NEWS

Northern Secondary School students engineer success

For the first time at Northern Secondary School, students are designing, building and testing a robot to compete against 30 others in the FIRST Robotics Canadian Competition to be held this April at the Hershey Centre in Mississauga.
Daunting as it may seem, whichever team wins will then face finalists from 17 regional competitions at the FIRST International Championship at Epcot Centre, Florida.

But the group’s leaders Bryan Samis, Pedram Salehi and Alex Levy agreed building a robot is not about winning or losing.

In their opinion their objective is only to field a robot that completes its task of placing balls into goals and then returning that goal to the starting point (in previous competitions a large number of robots were not even able to even move from their starting position). Furthermore, Samis explained that this being only their first year they could build on their experiences during following competitions.

"They are obviously not getting a credit for this in school so they are all doing this in their spare time," said Samis. "So, you’re learning a lot about electronics, a lot about engineering. There’s a huge commitment because we’re here at 7:30 every morning and a lot of the time we stay until 6:30 at night and we’re responsible for our homework also."

The students said that teachers or even professional engineers mostly build many of the robots being fielded by American teams.

In contrast, Northern students are building their robot with only a kit provided by FIRST and the knowledge they have gained in their classes. Teachers only supervise, although when the students get into a real jam the students will rely on offers of assistance from several corporate sponsors.

"We decided we wanted the students to do this, you learn the ropes better that way," commented Samis. "That’s not to say you don’t learn a lot from watching people with experience doing it, but I think it takes away from the experience if the students don’t do it themselves."

While at present the robot consists of a scattering of joysticks, electronic parts, schematics and a chassis, it will eventually resemble those seen on the Discovery Channel’s Battlebots program (except it will be designed to play a non-contact game).

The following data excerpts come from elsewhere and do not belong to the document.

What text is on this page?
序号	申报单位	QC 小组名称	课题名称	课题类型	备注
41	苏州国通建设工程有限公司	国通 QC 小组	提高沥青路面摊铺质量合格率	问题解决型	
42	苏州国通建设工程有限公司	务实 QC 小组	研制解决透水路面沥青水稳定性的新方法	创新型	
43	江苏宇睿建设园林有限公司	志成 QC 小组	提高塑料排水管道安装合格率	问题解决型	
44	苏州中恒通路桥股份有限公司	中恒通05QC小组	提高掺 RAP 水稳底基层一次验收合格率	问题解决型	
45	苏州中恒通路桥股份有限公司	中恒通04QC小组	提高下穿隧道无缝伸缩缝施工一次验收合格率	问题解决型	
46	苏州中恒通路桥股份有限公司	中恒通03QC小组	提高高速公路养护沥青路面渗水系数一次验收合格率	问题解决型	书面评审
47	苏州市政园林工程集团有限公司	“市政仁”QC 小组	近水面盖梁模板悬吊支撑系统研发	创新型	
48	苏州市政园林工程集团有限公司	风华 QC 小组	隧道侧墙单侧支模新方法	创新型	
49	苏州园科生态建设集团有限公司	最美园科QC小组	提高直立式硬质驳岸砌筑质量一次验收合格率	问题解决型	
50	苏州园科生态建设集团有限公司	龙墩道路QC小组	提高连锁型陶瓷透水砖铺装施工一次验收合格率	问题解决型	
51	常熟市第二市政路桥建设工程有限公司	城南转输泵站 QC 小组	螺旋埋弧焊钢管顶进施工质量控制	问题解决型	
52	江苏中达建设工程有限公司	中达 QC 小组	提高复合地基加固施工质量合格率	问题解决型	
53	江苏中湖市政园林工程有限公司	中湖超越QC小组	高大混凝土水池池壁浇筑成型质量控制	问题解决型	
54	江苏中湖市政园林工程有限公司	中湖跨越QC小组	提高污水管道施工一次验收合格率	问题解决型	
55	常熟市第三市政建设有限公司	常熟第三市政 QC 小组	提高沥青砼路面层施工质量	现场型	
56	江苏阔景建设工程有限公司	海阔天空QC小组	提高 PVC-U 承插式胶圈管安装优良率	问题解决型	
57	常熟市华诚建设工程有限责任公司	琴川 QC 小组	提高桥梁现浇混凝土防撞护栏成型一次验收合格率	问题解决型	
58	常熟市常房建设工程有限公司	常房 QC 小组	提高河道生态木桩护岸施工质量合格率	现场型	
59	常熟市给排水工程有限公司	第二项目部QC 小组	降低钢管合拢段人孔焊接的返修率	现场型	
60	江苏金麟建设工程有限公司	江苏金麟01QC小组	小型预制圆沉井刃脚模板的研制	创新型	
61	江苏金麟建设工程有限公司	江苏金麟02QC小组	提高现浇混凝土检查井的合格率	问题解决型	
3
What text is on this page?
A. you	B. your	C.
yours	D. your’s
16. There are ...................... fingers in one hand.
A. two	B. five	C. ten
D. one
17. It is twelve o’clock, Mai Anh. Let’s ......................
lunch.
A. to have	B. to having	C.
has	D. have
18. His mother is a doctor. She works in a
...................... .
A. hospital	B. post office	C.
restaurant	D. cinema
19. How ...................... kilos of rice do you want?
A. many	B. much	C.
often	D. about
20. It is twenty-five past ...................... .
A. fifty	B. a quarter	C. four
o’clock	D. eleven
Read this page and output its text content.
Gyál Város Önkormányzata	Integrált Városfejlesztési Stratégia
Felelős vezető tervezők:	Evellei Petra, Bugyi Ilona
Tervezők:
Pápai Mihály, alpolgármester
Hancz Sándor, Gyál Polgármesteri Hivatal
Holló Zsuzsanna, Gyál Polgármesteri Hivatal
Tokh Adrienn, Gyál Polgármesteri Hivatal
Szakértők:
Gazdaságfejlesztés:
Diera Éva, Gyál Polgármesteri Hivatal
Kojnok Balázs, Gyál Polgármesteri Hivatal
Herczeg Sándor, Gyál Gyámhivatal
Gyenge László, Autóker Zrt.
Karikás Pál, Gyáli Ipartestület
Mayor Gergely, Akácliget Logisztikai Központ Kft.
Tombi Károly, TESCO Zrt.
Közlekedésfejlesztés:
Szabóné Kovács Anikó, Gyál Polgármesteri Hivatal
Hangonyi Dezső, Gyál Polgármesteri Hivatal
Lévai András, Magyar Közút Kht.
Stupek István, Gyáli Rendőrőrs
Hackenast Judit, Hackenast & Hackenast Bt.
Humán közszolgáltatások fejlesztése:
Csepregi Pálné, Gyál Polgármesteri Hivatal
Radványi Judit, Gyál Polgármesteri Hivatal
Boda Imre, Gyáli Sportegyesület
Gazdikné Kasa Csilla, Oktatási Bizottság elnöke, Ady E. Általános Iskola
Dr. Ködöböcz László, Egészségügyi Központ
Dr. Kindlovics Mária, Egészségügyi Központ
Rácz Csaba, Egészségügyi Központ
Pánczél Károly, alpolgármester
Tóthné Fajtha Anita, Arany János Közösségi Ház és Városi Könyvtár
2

Overall, the construction involves students in a diverse range of programs; shop students are welding the chassis, architecture students are designing the ball-collecting device because they are familiar with Autocad and computer programming and electrical engineering students are working on the controls.

After the six week time limit is up the robot will be submitted for an inspection by the event organizers to ensure that the students have followed the competition’s extensive rules that dictate which parts they can and cannot use and so on. The students are also planning to build a replica of the playing field, of the same size and using the same props, to test their robot.